A cassella (ou casella) est la percussion la plus répandue. On tendait une peau de chêvre sur un tamis, et on utilisait de petits bâtons pour jouer.
L'Urganettu (accordéon diatonique) est un instrument de musique à clavier, polyphonique, utilisant des anches libres excitées par un vent variable fourni par le soufflet actionné par le musicien. Originaire d'Allemagne, il a été importé en Corse vers le début du XXe siècle.
Le violon était très répandu en Corse, où l'on trouvait jusqu'à 10 violoneux pour animer les fêtes dans les villages. Les violoneux ont développé tout un répertoire de valses, mazurkas, quadrilles, polkas et repris des danses plus anciennes qui étaient jouées auparavant sur d'autres instruments.
Un violon se compose de 3 parties principales : la caisse de résonance, le manche et les cordes. Sa longueur est variable. Le violon de taille maximale est dit "entier". Constitué de 71 éléments en bois (épicéa, érable, buis, ébène, etc.) collés ou assemblés les uns aux autres, il possède quatre cordes accordées à la quinte, que l'on peut frotter avec un archet ou pincer avec l'index en pizzicato.

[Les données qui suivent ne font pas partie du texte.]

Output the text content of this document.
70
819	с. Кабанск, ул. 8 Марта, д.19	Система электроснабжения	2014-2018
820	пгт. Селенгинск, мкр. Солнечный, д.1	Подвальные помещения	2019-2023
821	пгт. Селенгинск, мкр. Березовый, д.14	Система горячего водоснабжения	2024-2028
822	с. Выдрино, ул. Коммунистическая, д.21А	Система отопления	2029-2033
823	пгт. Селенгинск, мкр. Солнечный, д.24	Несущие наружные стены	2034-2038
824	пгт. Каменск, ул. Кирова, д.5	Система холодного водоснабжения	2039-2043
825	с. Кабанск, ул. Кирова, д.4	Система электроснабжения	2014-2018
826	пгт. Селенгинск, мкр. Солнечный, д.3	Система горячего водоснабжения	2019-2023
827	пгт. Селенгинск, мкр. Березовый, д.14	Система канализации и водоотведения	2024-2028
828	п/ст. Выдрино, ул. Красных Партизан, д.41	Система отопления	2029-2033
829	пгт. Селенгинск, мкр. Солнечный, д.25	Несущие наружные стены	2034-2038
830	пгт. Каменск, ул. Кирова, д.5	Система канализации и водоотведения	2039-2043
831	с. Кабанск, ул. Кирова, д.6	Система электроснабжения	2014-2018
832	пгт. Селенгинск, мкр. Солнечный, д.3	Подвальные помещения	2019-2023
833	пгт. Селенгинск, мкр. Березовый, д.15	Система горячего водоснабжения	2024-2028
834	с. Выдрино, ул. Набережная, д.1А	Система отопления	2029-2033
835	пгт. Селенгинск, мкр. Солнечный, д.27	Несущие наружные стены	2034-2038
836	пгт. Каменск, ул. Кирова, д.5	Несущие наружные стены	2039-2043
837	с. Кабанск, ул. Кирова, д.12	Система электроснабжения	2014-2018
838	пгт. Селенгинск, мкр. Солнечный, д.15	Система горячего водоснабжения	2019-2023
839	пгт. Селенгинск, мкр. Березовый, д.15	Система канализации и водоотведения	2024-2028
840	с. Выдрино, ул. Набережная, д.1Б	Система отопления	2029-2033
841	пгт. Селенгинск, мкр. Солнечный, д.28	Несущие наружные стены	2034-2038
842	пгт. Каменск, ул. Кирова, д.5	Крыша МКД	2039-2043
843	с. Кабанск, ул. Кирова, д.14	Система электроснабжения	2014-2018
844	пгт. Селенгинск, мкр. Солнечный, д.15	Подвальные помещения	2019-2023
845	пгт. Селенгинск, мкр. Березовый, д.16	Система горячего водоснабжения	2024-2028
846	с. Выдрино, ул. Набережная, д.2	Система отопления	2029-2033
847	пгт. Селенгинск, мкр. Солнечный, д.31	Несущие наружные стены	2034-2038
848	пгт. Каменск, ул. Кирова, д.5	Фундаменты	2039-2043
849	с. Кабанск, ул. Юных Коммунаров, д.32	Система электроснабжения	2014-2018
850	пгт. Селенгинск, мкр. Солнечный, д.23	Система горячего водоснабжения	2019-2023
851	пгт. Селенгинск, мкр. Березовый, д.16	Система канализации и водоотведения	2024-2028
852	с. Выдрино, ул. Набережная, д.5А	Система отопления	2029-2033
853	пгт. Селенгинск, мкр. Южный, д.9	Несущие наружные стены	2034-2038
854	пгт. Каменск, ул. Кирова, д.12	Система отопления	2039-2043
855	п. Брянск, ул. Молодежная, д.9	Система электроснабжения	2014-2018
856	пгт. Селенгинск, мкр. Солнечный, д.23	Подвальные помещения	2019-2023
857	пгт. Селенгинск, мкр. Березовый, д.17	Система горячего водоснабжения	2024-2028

Le triangle (u timpanu) est un instrument de musique idiophone constitué d'une barre métallique de section circulaire pliée en deux points de manière à former un triangle plus ou moins régulier. Il est tenu d'une main par le musicien, qui frappe dessus à l'aide d'une tige, également métallique. La dimension d'un triangle détermine la hauteur du son qu'il produit (directement proportionnelle à la longueur de la tige de métal utilisé)
Il était très utilisé car indispensable à l'harmonie des sunate (morceaux de danse).
Un disque à découvrir : Cetera, sous la direction artistique d'Henri Agnel, avec de nombreux musiciens de Pigna, dont Nando Acquaviva, Claude Bellagamba, Jérôme, Toni, Ugo et Nicole Casalonga, Cedric Savelli, Ceccè Guironnet, etc.
On citera aussi parmi les spécialistes de la cetera Roland Ferrandi et Migheli Raffaelli.